Have you ever seen termites in action? I hadn't, until I encountered them this morning, devouring a piece of driftwood well above the high-water line of a Port Townsend beach. Though they were a dull color, blending with the wood, their constant, violent movement caught my eye-- only in time before I stepped on them.
I've been noticing lately that small animals like termites-- that sounds odd, doesn't it, since we usually don't call insects animals, though obviously they are-- can do tremendous damage to objects much larger themselves, and at amazing speed. A few months back I noticed that a beaver (and I think it was a single beaver) had been taking down first saplings and then grown trees (in an area of wetlands reclamation). But of course anyone who has had squirrels aiming to move into their house will know what I'm talking about. The termites, beaver, and squirrels have no notion of doing damage inconvenient to, say, humans. And of course, conversely, all the necessary, beneficial things animals do for us-- think of bees-- is incidental to their purposes as well. It's a different way to think about "nature" (a construct that gets pretty shaky whenever I start to ask myself whether such a concept is in any way meaningful)-- maybe a much more meaningful focus than that of the long-time romantic focus characterized by the phrase "bloody in tooth and claw." Kind of like the difference between historians who see human history as an abstract construction trying to represent an extremely complex set of extremely complex relations on the one hand, and history as a record of the acts and speech of Great Men, who supposedly determine what kind of lives (and for how long) the rest of us live. Well I'll back the termites over Donald Trump, for instance, any day.
But I didn't start this post with the idea of nattering on about termites. Rather, I wanted to say that I'm on sabbatical, for two months, from Aqueduct Press, which Kath, Tom, and Arrate are generously making possible. One side-effect of having become a publisher is that I haven't had the mental space to work on my own novels. I've had one novel nearly finished since around the time I started Aqueduct, which I just have not been able to finish in the two- or three-week artist residencies I've had over the last few years. And I have a few other novel manuscripts dating from the late 80s and early 90s that Kath and others have been urging me to publish, but that need a bit of work--in one case, a major restructuring--before they're ready for publication. One thing about working on a manuscript I haven't picked up in years is that I can look at it now as though it had been written by someone else.
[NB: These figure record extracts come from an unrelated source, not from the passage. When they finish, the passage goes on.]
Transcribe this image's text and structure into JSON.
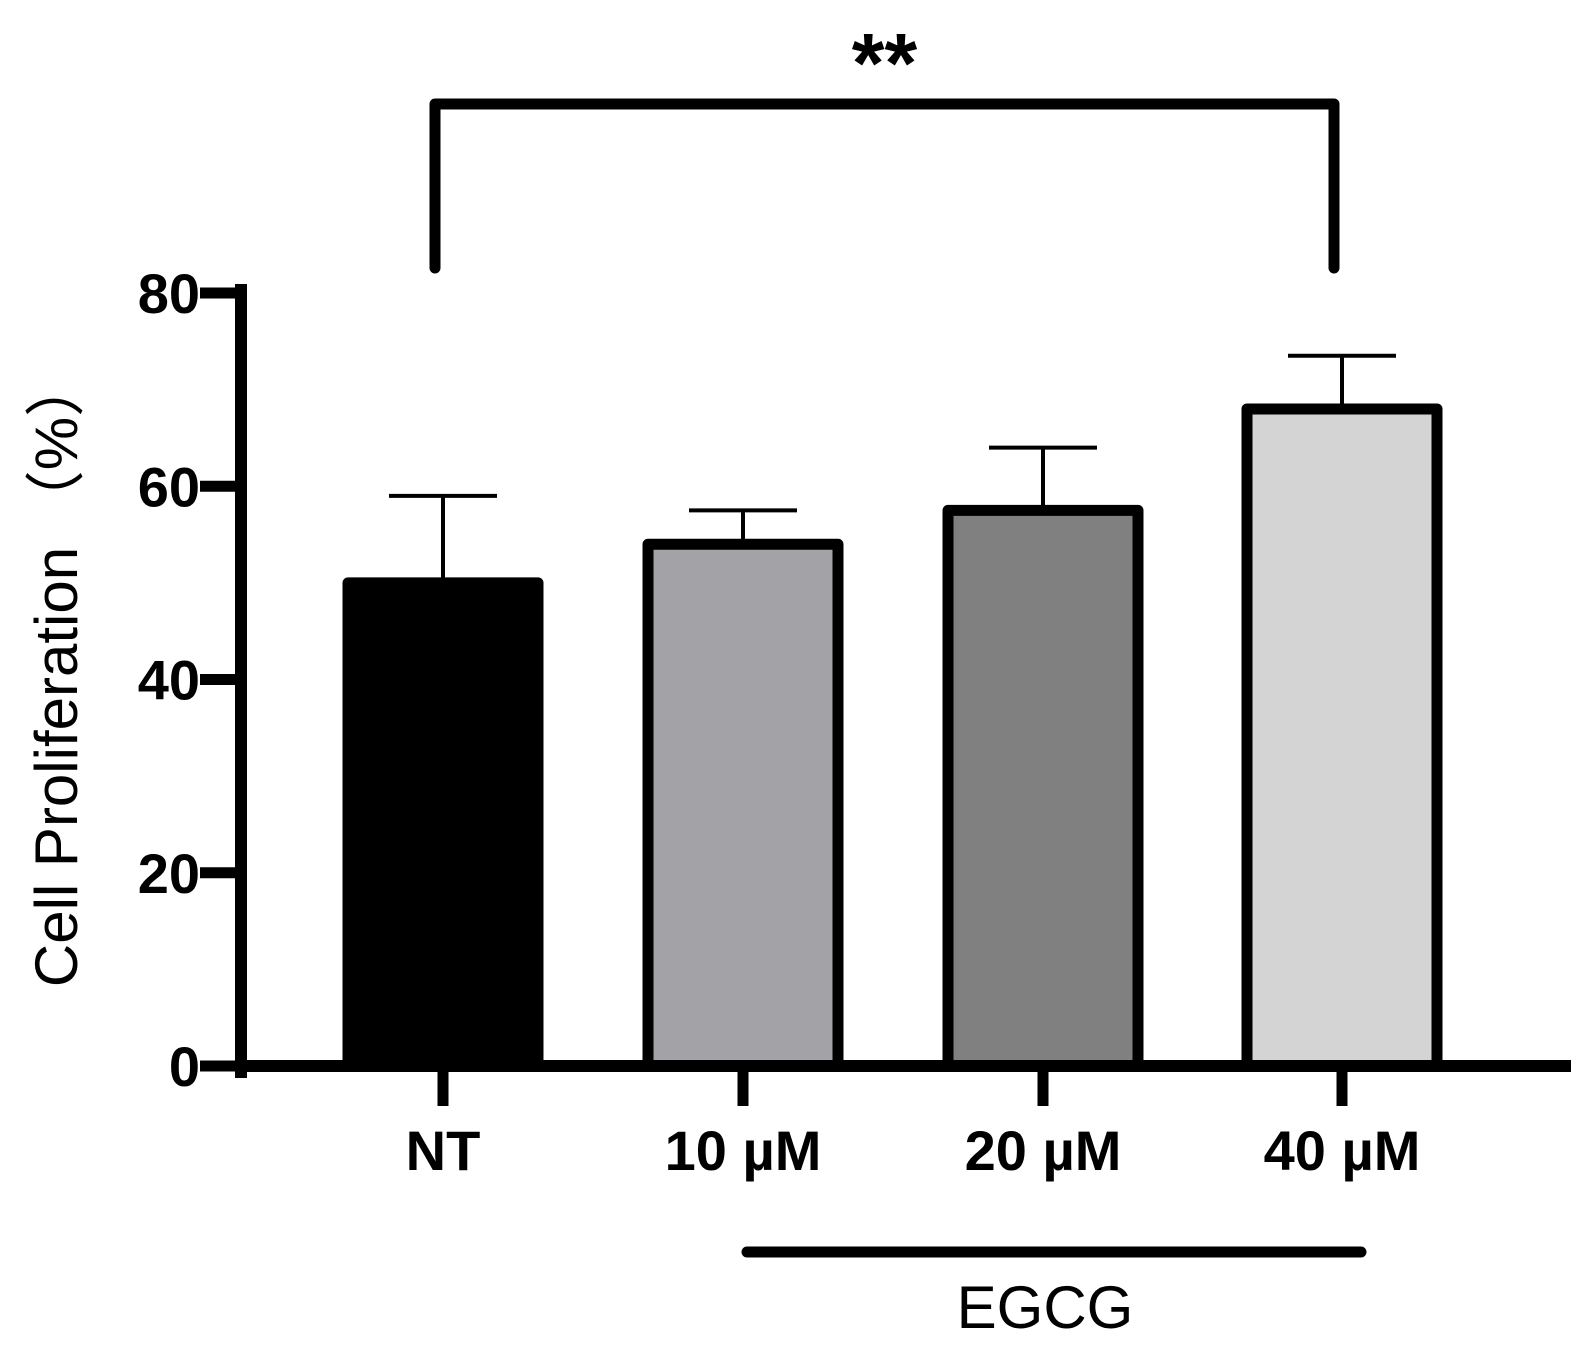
{
  "chart_data": {
    "type": "bar",
    "categories": [
      "NT",
      "10 µM",
      "20 µM",
      "40 µM"
    ],
    "values": [
      50,
      54,
      57.5,
      68
    ],
    "errors": [
      9,
      3.5,
      6.5,
      5.5
    ],
    "bar_colors": [
      "#000000",
      "#a3a3a7",
      "#808080",
      "#d4d4d4"
    ],
    "ylabel": "Cell Proliferation （%）",
    "ylim": [
      0,
      80
    ],
    "yticks": [
      0,
      20,
      40,
      60,
      80
    ],
    "group_label": "EGCG",
    "significance": {
      "label": "**",
      "from_category": "NT",
      "to_category": "40 µM"
    },
    "grid": false
  }
}
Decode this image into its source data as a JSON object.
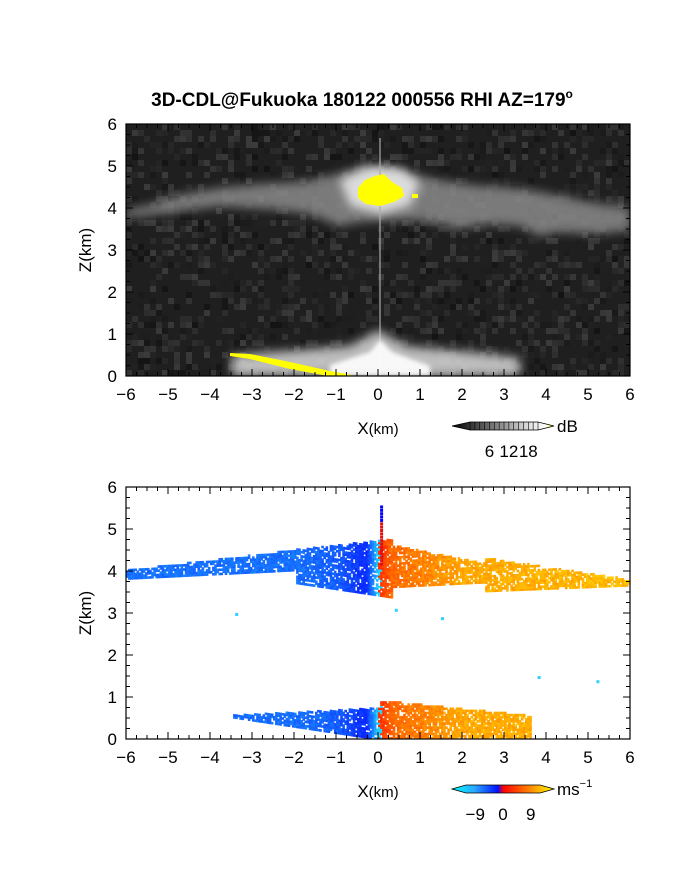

And since I've had a lot of practice reading other people's novel mss since starting Aqueduct, my attitude toward revising my own work has become, how shall I say, authoritative. And because it's my own work, I can be positively lavish in employing my red pen and demanding enormous deletions and substantial rewriting. Need I say that I'm enjoying myself immensely?
Of course I still love Aqueduct and its mission. But it's good sometimes to take a break, especially when doing one thing has been preventing you from doing something else that's also important to you.